Sujet : Re: (Almost) Rock-n-Roll - "The Bunny Hop" (1953)
De : tnp (at) *nospam* invalid.invalid (The Natural Philosopher)
Groupes : comp.os.linux.miscDate : 10. Jan 2025, 08:11:33
Autres entêtes
Organisation : A little, after lunch
Message-ID : <vlqh76$3sp5m$1@dont-email.me>
References : 1 2 3
User-Agent : Mozilla Thunderbird
On 10/01/2025 00:33,
186282@ud0s4.net wrote:
I've been trying to find out
if with modern 'flat address space' CPUs there's
any speed advantage in setting functions and
data blocks at specific addresses - what in the
old days would have been 'page boundaries' or
such. In short does an i7 or ARM and/or popular
mem-management chips have less work to do setting
up reading/writing at some memory addresses ?

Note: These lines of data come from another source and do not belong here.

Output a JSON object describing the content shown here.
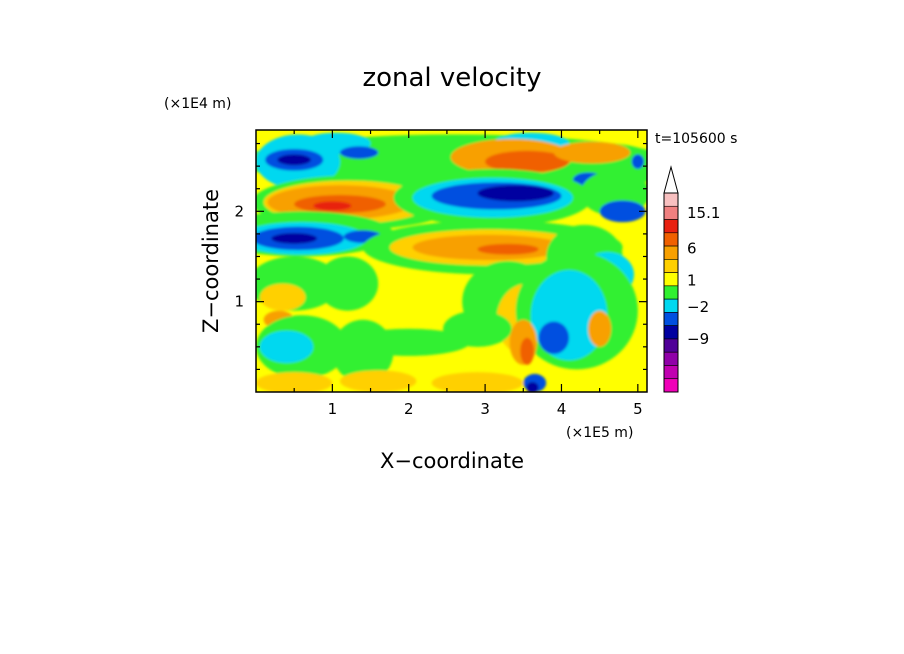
{
  "chart_data": {
    "type": "heatmap",
    "title": "zonal velocity",
    "xlabel": "X−coordinate",
    "ylabel": "Z−coordinate",
    "x_unit": "(×1E5 m)",
    "y_unit": "(×1E4 m)",
    "time_label": "t=105600 s",
    "x_ticks": [
      "1",
      "2",
      "3",
      "4",
      "5"
    ],
    "y_ticks": [
      "1",
      "2"
    ],
    "xlim": [
      0,
      5.12
    ],
    "ylim": [
      0,
      2.9
    ],
    "colorbar": {
      "labels": [
        "15.1",
        "6",
        "1",
        "−2",
        "−9"
      ],
      "colors": [
        "#f8c0c0",
        "#f08080",
        "#e82010",
        "#f06000",
        "#f8a000",
        "#ffd000",
        "#ffff00",
        "#30f030",
        "#00d8f0",
        "#0050e0",
        "#0000a0",
        "#500098",
        "#9000a8",
        "#c000b0",
        "#f000b8"
      ]
    },
    "features": [
      {
        "kind": "background",
        "color": "#ffff00"
      },
      {
        "kind": "blob",
        "x": 2.6,
        "z": 2.55,
        "rx": 2.8,
        "rz": 0.3,
        "color": "#30f030"
      },
      {
        "kind": "blob",
        "x": 4.6,
        "z": 2.5,
        "rx": 0.7,
        "rz": 0.25,
        "color": "#30f030"
      },
      {
        "kind": "blob",
        "x": 0.55,
        "z": 2.55,
        "rx": 0.55,
        "rz": 0.3,
        "color": "#00d8f0"
      },
      {
        "kind": "blob",
        "x": 1.05,
        "z": 2.75,
        "rx": 0.45,
        "rz": 0.12,
        "color": "#00d8f0"
      },
      {
        "kind": "blob",
        "x": 3.6,
        "z": 2.75,
        "rx": 0.5,
        "rz": 0.12,
        "color": "#00d8f0"
      },
      {
        "kind": "blob",
        "x": 0.5,
        "z": 2.57,
        "rx": 0.38,
        "rz": 0.12,
        "color": "#0050e0"
      },
      {
        "kind": "blob",
        "x": 0.5,
        "z": 2.57,
        "rx": 0.22,
        "rz": 0.06,
        "color": "#0000a0"
      },
      {
        "kind": "blob",
        "x": 1.35,
        "z": 2.65,
        "rx": 0.25,
        "rz": 0.07,
        "color": "#0050e0"
      },
      {
        "kind": "blob",
        "x": 3.35,
        "z": 2.6,
        "rx": 0.8,
        "rz": 0.2,
        "color": "#f8a000"
      },
      {
        "kind": "blob",
        "x": 3.55,
        "z": 2.55,
        "rx": 0.55,
        "rz": 0.12,
        "color": "#f06000"
      },
      {
        "kind": "blob",
        "x": 4.4,
        "z": 2.65,
        "rx": 0.5,
        "rz": 0.12,
        "color": "#f8a000"
      },
      {
        "kind": "blob",
        "x": 4.35,
        "z": 2.35,
        "rx": 0.2,
        "rz": 0.08,
        "color": "#0050e0"
      },
      {
        "kind": "blob",
        "x": 5.0,
        "z": 2.55,
        "rx": 0.08,
        "rz": 0.08,
        "color": "#0050e0"
      },
      {
        "kind": "blob",
        "x": 1.3,
        "z": 2.1,
        "rx": 1.35,
        "rz": 0.3,
        "color": "#30f030"
      },
      {
        "kind": "blob",
        "x": 1.2,
        "z": 2.1,
        "rx": 1.1,
        "rz": 0.24,
        "color": "#ffd000"
      },
      {
        "kind": "blob",
        "x": 1.1,
        "z": 2.1,
        "rx": 0.95,
        "rz": 0.19,
        "color": "#f8a000"
      },
      {
        "kind": "blob",
        "x": 1.1,
        "z": 2.08,
        "rx": 0.6,
        "rz": 0.1,
        "color": "#f06000"
      },
      {
        "kind": "blob",
        "x": 1.0,
        "z": 2.06,
        "rx": 0.25,
        "rz": 0.05,
        "color": "#e82010"
      },
      {
        "kind": "blob",
        "x": 3.1,
        "z": 2.15,
        "rx": 1.3,
        "rz": 0.32,
        "color": "#30f030"
      },
      {
        "kind": "blob",
        "x": 3.1,
        "z": 2.15,
        "rx": 1.05,
        "rz": 0.22,
        "color": "#00d8f0"
      },
      {
        "kind": "blob",
        "x": 3.15,
        "z": 2.17,
        "rx": 0.85,
        "rz": 0.15,
        "color": "#0050e0"
      },
      {
        "kind": "blob",
        "x": 3.4,
        "z": 2.2,
        "rx": 0.5,
        "rz": 0.09,
        "color": "#0000a0"
      },
      {
        "kind": "blob",
        "x": 4.7,
        "z": 2.2,
        "rx": 0.45,
        "rz": 0.25,
        "color": "#30f030"
      },
      {
        "kind": "blob",
        "x": 4.8,
        "z": 2.0,
        "rx": 0.3,
        "rz": 0.12,
        "color": "#0050e0"
      },
      {
        "kind": "blob",
        "x": 0.6,
        "z": 1.75,
        "rx": 1.2,
        "rz": 0.25,
        "color": "#30f030"
      },
      {
        "kind": "blob",
        "x": 0.6,
        "z": 1.7,
        "rx": 0.85,
        "rz": 0.18,
        "color": "#00d8f0"
      },
      {
        "kind": "blob",
        "x": 0.55,
        "z": 1.7,
        "rx": 0.6,
        "rz": 0.13,
        "color": "#0050e0"
      },
      {
        "kind": "blob",
        "x": 0.5,
        "z": 1.7,
        "rx": 0.3,
        "rz": 0.06,
        "color": "#0000a0"
      },
      {
        "kind": "blob",
        "x": 1.4,
        "z": 1.72,
        "rx": 0.25,
        "rz": 0.07,
        "color": "#0050e0"
      },
      {
        "kind": "blob",
        "x": 3.1,
        "z": 1.6,
        "rx": 1.7,
        "rz": 0.3,
        "color": "#30f030"
      },
      {
        "kind": "blob",
        "x": 3.05,
        "z": 1.6,
        "rx": 1.3,
        "rz": 0.2,
        "color": "#ffd000"
      },
      {
        "kind": "blob",
        "x": 3.05,
        "z": 1.6,
        "rx": 1.0,
        "rz": 0.14,
        "color": "#f8a000"
      },
      {
        "kind": "blob",
        "x": 3.3,
        "z": 1.58,
        "rx": 0.4,
        "rz": 0.06,
        "color": "#f06000"
      },
      {
        "kind": "blob",
        "x": 4.3,
        "z": 1.5,
        "rx": 0.5,
        "rz": 0.35,
        "color": "#30f030"
      },
      {
        "kind": "blob",
        "x": 4.6,
        "z": 1.3,
        "rx": 0.35,
        "rz": 0.25,
        "color": "#00d8f0"
      },
      {
        "kind": "blob",
        "x": 0.5,
        "z": 1.2,
        "rx": 0.6,
        "rz": 0.3,
        "color": "#30f030"
      },
      {
        "kind": "blob",
        "x": 0.35,
        "z": 1.05,
        "rx": 0.3,
        "rz": 0.15,
        "color": "#ffd000"
      },
      {
        "kind": "blob",
        "x": 0.3,
        "z": 0.8,
        "rx": 0.2,
        "rz": 0.1,
        "color": "#f8a000"
      },
      {
        "kind": "blob",
        "x": 1.2,
        "z": 1.2,
        "rx": 0.4,
        "rz": 0.3,
        "color": "#30f030"
      },
      {
        "kind": "blob",
        "x": 3.3,
        "z": 1.0,
        "rx": 0.6,
        "rz": 0.45,
        "color": "#30f030"
      },
      {
        "kind": "blob",
        "x": 3.55,
        "z": 0.8,
        "rx": 0.4,
        "rz": 0.4,
        "color": "#ffd000"
      },
      {
        "kind": "blob",
        "x": 4.2,
        "z": 0.9,
        "rx": 0.8,
        "rz": 0.65,
        "color": "#30f030"
      },
      {
        "kind": "blob",
        "x": 4.1,
        "z": 0.85,
        "rx": 0.5,
        "rz": 0.5,
        "color": "#00d8f0"
      },
      {
        "kind": "blob",
        "x": 3.9,
        "z": 0.6,
        "rx": 0.2,
        "rz": 0.18,
        "color": "#0050e0"
      },
      {
        "kind": "blob",
        "x": 4.5,
        "z": 0.7,
        "rx": 0.15,
        "rz": 0.2,
        "color": "#f8a000"
      },
      {
        "kind": "blob",
        "x": 0.6,
        "z": 0.5,
        "rx": 0.6,
        "rz": 0.35,
        "color": "#30f030"
      },
      {
        "kind": "blob",
        "x": 0.4,
        "z": 0.5,
        "rx": 0.35,
        "rz": 0.18,
        "color": "#00d8f0"
      },
      {
        "kind": "blob",
        "x": 1.4,
        "z": 0.45,
        "rx": 0.4,
        "rz": 0.35,
        "color": "#30f030"
      },
      {
        "kind": "blob",
        "x": 2.0,
        "z": 0.55,
        "rx": 0.8,
        "rz": 0.15,
        "color": "#30f030"
      },
      {
        "kind": "blob",
        "x": 2.9,
        "z": 0.7,
        "rx": 0.45,
        "rz": 0.2,
        "color": "#30f030"
      },
      {
        "kind": "blob",
        "x": 0.5,
        "z": 0.1,
        "rx": 0.5,
        "rz": 0.12,
        "color": "#ffd000"
      },
      {
        "kind": "blob",
        "x": 1.6,
        "z": 0.12,
        "rx": 0.5,
        "rz": 0.12,
        "color": "#ffd000"
      },
      {
        "kind": "blob",
        "x": 2.9,
        "z": 0.1,
        "rx": 0.6,
        "rz": 0.12,
        "color": "#ffd000"
      },
      {
        "kind": "blob",
        "x": 3.5,
        "z": 0.55,
        "rx": 0.18,
        "rz": 0.25,
        "color": "#f8a000"
      },
      {
        "kind": "blob",
        "x": 3.55,
        "z": 0.45,
        "rx": 0.09,
        "rz": 0.15,
        "color": "#f06000"
      },
      {
        "kind": "blob",
        "x": 3.65,
        "z": 0.1,
        "rx": 0.15,
        "rz": 0.1,
        "color": "#0050e0"
      },
      {
        "kind": "blob",
        "x": 3.62,
        "z": 0.05,
        "rx": 0.08,
        "rz": 0.06,
        "color": "#0000a0"
      }
    ]
  }
}
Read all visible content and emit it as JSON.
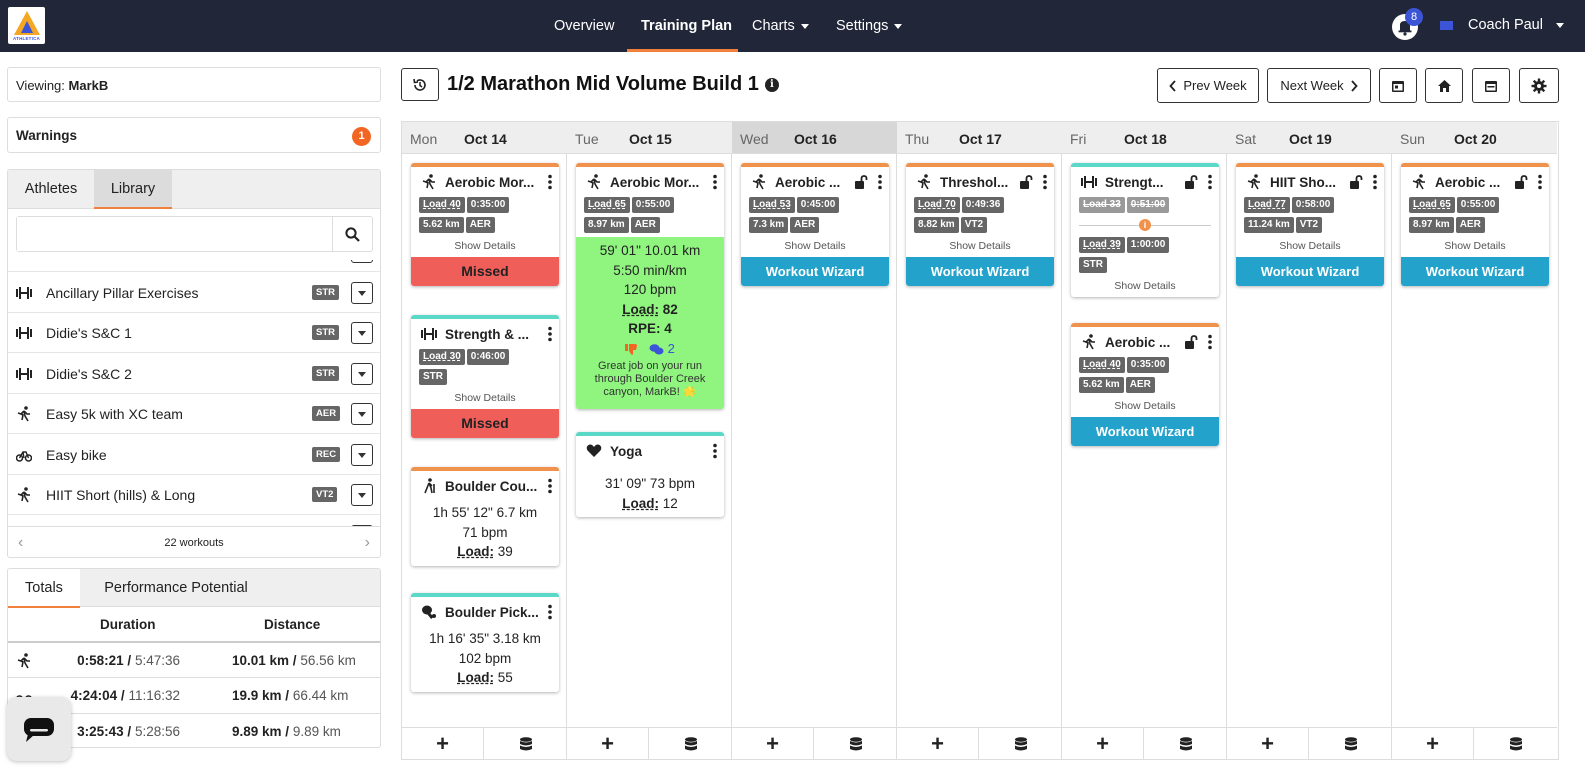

Maybe a critical app could run ten percent faster
if, even 'wasting' memory, you put some stuff in
kind of exact places. Older chips with banked
memory and even mag HDDs, the answer was Yes.
Mm.
I don't think so. About the only thing that is proximity sensitive is cacheing. That is you want to try and ensure that you are operating out of cache, but the algorithms for what part of the instructions are cached and what are not is beyond my ability to identify, let alone code in...
-- The New Left are the people they warned you about.